More substantial effects might arise over time, but the current evidence suggests that it may be time to move beyond the large pricing and spending claims made for and against the pharmaceutical provisions in U.S. trade deals and to focus the trade and medicines debate elsewhere.

DRUG DATA

One factor that has perpetuated the long fight over trade and medicines has been limited data. The United States has trade deals with pharmaceutical protections that go beyond those in the WTO with 17 countries. But just two small studies (on Jordan and Guatemala) have assessed how those deals affected drug prices in practice. Most claims made for and against drug patents and other guarantees of exclusivity are based on projections grounded in how those rules operate in the United States.

With the help of the IMS Institute for Healthcare Informatics, the leading source for pharmaceutical sales data worldwide, it is possible to begin to assess how these projections have played out in practice. The data, which cover a decade, show that national drug spending has remained flat as a share of overall health expenditure in reviewed countries since the U.S. trade agreements entered into force.

Bollyky

The growth in per capita pharmaceutical spending is in line with that for nations of similar income with no U.S. trade deals and no exclusivity requirements, such as Brazil, Thailand, and South Africa.

Bollyky

Meanwhile, the volume of pharmaceuticals consumed has grown, and there has been no discernible trend toward on-patent or branded medicines and away from cheap generic drugs.

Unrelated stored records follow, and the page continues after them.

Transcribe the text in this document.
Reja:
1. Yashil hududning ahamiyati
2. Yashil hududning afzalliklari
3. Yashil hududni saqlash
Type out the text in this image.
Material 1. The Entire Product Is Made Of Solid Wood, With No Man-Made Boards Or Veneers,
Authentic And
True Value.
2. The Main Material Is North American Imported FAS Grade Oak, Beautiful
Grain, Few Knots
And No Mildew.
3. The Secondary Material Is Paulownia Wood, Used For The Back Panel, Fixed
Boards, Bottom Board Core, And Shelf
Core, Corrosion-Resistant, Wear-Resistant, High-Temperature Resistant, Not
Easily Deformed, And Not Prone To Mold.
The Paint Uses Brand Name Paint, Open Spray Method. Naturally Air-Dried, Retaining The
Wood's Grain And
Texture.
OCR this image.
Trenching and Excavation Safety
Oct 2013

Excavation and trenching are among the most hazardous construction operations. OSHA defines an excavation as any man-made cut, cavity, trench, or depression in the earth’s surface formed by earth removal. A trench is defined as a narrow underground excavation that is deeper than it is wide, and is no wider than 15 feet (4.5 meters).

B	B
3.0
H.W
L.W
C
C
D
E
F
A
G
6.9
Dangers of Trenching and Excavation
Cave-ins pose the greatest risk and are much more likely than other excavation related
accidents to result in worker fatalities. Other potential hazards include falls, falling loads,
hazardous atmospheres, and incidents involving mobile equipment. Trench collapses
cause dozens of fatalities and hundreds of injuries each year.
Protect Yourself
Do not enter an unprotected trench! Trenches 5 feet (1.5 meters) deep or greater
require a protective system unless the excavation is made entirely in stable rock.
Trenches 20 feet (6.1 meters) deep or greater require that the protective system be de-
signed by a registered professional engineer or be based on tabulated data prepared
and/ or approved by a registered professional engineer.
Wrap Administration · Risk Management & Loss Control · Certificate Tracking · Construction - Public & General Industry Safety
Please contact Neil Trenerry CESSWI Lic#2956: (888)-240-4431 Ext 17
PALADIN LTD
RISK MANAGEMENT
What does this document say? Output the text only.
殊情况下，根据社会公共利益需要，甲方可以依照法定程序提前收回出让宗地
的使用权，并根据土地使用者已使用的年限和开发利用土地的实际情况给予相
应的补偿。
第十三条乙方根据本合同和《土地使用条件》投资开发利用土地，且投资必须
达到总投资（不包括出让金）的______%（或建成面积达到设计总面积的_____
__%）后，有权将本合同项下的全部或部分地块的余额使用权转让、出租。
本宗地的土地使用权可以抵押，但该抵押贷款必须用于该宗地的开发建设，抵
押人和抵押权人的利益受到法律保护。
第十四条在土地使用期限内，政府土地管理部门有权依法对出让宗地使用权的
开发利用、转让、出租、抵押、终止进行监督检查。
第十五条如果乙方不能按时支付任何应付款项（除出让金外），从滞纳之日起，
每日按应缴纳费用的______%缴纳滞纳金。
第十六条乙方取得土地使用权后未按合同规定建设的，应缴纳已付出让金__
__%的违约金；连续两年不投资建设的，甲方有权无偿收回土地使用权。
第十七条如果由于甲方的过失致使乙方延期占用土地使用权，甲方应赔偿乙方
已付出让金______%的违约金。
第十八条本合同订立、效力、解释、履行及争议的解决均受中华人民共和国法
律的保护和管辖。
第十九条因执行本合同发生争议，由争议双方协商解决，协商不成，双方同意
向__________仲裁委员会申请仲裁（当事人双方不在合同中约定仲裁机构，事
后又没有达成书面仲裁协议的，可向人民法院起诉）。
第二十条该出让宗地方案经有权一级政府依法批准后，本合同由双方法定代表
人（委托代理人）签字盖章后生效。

There are, of course, important caveats. First, aggregate pharmaceutical sales might not capture the disproportionate impact that U.S. trade deals have on certain drugs and classes of medicines. This is especially true for the six Central American countries for which IMS Health has only combined sales data. Second, the full effects of expanded pharmaceutical patents or market exclusivity may take longer than a decade to manifest. Third, the IMS Health data do not necessarily comprehensively cover all drug distribution channels, particularly in low- and middle-income countries, although it is the same data set Oxfam used to study drug prices after Jordan’s trade deal with the United States.

Still, even with these caveats in mind, if U.S. trade deals spurred the large drug price increases and shifts away from lower-cost generics that many predicted, some sign of those changes should be evident even in the aggregate pharmaceutical sales data. The limited results are also consistent with the recent testimony of Peru’s ambassador to the United States that Peru’s prescription drug prices rose less than three percent since its U.S. trade deal.

PRICEY PRESCRIPTIONS

There are four reasons why trade deals might not have set off increased spending on medicines or shifts away from lower-cost generics.

First, pharmaceutical patents and market exclusivity rules have a significant impact on drug prices in the United States but less dramatic effects in countries with price controls and health providers that are willing to exclude expensive medicines from formularies. For these reasons, European Union countries, which also have strong pharmaceutical patent and market exclusivity guarantees, still pay much lower average drug prices than the United States. The adoption of stringent price controls since the launch of the WTO is likely also why there has been an apparent decline in patented drug prices in poorer nations.

Second, the manner in which countries implement trade agreements matters and may differ from outside analysts’ readings of the text. A decade ago, India adopted drug patents in accordance with WTO rules, and many health activists forecast disaster. Yet a recent World Bank study found that the price of drugs that got patents in India increased just three to six percent. There was also little change in the quantities of medicines sold or number of drug firms operating in India. The reason? India adopted price controls and strict standards on the patentability of drugs. The pharmaceutical terms of recent U.S. trade deals are far more prescriptive than in the WTO, but countries still interpret and implement those terms in accordance with their domestic interests, which generally blunts their effects.

An aerial banner opposing the Trans-Pacific Partnership Agreement (TPP), is displayed by an airplane flying up the Hudson River in New York, January 28, 2015.
An aerial banner opposing the Trans-Pacific Partnership Agreement (TPP), is displayed by an airplane flying up the Hudson River in New York, January 28, 2015.
Shannon Stapleton / Reuters
Third, the pricing practices that led to past crises in treatment access may be becoming less common. Two decades ago, drug companies, concerned about undercutting sales in rich-country markets, adopted internationally consistent prices for their antiretroviral medicines amid an exploding HIV/AIDS epidemic. The high price of these lifesaving drugs in South Africa incited protests, court battles, and a public relations disaster for the pharmaceutical industry. In recent years, drug companies have more widely employed the strategies that helped defuse that HIV/AIDS treatment access crisis—deep price cuts for poorer nations and licensing some production to local generic companies. Health advocates are understandably wary that these measures depend on drug industry largesse, but their broader use might help explain why U.S. trade deals have not led to more drug spending or shifts to patented medicines.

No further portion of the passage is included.